Flesh and Blood and Fish and Fowl

 

Imagine the entire world has died and the only woman to survive is the most exasperating person in your office. With an otherwise entirely empty office space, one would think Jerry (Geoff Sobelle) and Rhoda (Charlotte Ford) were in working on the weekend. Except they’re not. Featuring microwave food, taxidermy and a coveted bag of crisps, this comedic foray into the realms of Doomsday and apocalypse is outstanding.

Sobelle plays the nerdy, anxious and OCD Jerry to a perfect fault. Refusing to believe that the world has ended, he continues to occupy his time swatting flies and avoiding Rhoda, the man-eating, hunch-back secretary.
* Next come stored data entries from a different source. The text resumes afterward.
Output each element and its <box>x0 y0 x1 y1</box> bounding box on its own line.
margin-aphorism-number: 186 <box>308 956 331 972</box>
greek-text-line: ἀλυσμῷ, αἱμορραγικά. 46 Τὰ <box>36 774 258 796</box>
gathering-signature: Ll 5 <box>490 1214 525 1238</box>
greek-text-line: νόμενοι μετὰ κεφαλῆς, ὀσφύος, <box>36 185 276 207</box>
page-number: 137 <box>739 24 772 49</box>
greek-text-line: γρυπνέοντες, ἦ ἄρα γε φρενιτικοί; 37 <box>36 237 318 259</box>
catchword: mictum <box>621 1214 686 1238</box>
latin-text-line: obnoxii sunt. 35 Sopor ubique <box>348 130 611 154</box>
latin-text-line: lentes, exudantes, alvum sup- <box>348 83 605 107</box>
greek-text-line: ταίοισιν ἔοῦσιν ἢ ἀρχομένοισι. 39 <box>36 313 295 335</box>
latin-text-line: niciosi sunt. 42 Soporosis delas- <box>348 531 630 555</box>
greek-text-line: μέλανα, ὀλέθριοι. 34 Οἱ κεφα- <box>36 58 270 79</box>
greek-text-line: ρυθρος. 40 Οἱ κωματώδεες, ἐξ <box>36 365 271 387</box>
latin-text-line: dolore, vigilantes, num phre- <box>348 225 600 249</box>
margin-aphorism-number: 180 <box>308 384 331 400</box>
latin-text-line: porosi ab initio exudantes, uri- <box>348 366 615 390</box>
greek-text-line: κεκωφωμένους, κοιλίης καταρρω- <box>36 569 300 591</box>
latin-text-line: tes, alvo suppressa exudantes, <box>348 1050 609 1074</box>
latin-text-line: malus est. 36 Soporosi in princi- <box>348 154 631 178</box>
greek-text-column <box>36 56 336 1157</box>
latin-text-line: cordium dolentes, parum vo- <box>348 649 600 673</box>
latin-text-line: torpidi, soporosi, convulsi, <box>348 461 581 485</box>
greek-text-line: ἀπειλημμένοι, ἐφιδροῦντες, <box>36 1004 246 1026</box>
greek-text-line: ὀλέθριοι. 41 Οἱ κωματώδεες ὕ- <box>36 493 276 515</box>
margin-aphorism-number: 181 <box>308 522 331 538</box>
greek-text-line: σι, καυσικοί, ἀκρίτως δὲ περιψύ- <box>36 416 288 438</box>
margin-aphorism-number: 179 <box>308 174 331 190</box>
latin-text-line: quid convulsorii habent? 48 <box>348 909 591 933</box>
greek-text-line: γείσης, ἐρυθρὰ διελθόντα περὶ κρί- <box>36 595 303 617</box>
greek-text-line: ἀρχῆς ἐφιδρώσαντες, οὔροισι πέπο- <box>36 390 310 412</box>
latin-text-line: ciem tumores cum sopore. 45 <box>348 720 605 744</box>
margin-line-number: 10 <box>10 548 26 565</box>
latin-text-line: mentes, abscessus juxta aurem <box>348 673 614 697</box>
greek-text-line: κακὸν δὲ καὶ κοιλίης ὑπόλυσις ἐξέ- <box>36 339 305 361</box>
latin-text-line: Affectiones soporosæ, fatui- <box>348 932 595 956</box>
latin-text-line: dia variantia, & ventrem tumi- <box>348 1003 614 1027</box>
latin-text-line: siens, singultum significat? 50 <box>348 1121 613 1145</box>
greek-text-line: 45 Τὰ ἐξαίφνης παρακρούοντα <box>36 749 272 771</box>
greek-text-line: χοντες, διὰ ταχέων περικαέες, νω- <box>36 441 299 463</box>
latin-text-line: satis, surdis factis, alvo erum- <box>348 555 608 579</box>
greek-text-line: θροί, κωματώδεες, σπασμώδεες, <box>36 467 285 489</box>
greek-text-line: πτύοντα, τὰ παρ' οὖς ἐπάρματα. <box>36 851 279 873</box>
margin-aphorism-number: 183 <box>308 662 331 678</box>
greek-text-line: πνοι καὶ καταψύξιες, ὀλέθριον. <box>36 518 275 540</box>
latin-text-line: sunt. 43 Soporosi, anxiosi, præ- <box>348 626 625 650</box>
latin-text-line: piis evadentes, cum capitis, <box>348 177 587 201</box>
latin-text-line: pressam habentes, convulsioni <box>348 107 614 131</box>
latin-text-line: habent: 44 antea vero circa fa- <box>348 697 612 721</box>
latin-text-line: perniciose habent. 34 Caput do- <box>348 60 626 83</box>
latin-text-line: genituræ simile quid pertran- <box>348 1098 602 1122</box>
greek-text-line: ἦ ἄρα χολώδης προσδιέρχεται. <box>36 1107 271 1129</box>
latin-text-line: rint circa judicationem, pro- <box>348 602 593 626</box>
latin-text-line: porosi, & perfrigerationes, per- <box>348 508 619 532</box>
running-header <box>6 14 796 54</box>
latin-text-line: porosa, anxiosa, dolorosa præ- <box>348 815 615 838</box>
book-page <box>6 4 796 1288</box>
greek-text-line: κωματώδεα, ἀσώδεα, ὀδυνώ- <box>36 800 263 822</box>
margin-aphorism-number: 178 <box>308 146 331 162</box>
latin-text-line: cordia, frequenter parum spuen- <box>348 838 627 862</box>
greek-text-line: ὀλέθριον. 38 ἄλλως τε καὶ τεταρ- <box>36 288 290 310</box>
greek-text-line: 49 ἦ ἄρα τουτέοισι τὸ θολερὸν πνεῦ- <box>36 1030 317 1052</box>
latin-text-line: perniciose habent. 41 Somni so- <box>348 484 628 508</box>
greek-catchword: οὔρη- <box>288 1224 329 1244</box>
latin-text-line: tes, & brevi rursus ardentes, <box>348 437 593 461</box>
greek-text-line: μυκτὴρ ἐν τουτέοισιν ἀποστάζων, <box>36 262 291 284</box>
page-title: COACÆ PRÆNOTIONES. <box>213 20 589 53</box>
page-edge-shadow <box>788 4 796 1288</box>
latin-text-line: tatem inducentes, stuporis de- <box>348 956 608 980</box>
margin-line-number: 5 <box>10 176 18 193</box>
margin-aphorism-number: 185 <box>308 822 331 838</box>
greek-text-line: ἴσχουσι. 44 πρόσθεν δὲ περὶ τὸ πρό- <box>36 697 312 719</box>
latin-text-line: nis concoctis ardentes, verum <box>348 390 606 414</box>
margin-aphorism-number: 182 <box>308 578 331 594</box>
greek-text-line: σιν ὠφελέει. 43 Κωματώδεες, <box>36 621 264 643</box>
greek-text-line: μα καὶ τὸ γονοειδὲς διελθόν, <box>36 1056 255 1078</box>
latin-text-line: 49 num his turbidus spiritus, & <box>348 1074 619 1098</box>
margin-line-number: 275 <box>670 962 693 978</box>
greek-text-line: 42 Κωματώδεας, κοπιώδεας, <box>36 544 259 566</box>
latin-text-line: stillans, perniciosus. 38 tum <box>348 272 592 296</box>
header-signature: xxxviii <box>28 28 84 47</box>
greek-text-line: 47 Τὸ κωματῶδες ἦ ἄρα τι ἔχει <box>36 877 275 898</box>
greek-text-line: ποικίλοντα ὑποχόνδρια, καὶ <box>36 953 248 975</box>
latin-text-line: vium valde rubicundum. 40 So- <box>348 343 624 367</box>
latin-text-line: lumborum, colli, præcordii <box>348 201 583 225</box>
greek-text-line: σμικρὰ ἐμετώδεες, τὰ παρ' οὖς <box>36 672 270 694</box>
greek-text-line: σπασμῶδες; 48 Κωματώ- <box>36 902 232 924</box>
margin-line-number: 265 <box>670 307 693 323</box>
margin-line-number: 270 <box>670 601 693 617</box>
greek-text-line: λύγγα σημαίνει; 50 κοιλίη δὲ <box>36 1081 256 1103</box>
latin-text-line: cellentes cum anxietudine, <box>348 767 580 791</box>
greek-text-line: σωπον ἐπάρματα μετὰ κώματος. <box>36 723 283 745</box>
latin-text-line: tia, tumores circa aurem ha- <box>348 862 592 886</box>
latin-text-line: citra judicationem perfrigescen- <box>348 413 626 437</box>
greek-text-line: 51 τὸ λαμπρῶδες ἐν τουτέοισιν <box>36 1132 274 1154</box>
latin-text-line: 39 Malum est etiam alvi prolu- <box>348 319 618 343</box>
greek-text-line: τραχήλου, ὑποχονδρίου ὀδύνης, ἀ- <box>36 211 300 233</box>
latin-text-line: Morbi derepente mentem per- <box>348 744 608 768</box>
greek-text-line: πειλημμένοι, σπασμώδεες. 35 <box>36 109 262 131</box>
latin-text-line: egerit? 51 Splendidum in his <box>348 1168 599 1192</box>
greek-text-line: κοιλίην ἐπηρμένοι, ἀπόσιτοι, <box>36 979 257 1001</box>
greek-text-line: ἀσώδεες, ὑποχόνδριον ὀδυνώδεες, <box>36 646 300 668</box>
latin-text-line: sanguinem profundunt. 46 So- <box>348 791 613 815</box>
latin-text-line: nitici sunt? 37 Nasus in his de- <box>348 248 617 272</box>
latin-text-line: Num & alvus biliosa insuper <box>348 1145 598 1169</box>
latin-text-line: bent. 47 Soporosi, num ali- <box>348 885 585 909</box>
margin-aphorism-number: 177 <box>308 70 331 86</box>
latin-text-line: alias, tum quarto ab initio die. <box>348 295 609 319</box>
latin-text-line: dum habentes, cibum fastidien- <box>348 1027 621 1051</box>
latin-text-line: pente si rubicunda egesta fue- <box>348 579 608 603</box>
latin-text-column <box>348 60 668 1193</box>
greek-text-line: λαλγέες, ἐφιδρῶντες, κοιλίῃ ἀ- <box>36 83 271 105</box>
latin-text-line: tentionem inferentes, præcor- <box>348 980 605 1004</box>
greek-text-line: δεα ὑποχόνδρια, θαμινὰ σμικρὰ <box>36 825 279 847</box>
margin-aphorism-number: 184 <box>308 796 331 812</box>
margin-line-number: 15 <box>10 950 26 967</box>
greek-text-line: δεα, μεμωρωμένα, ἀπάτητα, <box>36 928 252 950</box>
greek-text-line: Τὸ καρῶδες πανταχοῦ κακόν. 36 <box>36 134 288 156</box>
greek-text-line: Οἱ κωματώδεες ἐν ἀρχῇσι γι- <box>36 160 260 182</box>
Neurotic and absurd, one wonders how long they have been surviving in the office and how much longer it will be before the inevitable occurs.

St Stephen’s church has been transformed into Commercial Foods and the visual set is INCREDIBLE. The taxidermy, puppeteered and controlled by Jessica Grindstaff and Erik Sanko, are silent, skin-crawling characters, popping out of drawers and under desks when you least expect them to do so. They are so disturbing, one laughs instead of freaking out; literally, the otherwise silent audience would burst into nervous laughter every time a stuffed animal came on stage.

Sobelle and Ford, alongside a very talented sound designer Nick Kourtides and, of course, the taxidermy, have created a maddeningly hilarious piece of work from New York's Barrow Street theatre. The outlandish and amazingly annoying Jerry and Rhoda build up the storyline to an unbelievably surreal and visually stunning finale and, despite the high price of the ticket, this is worth every penny.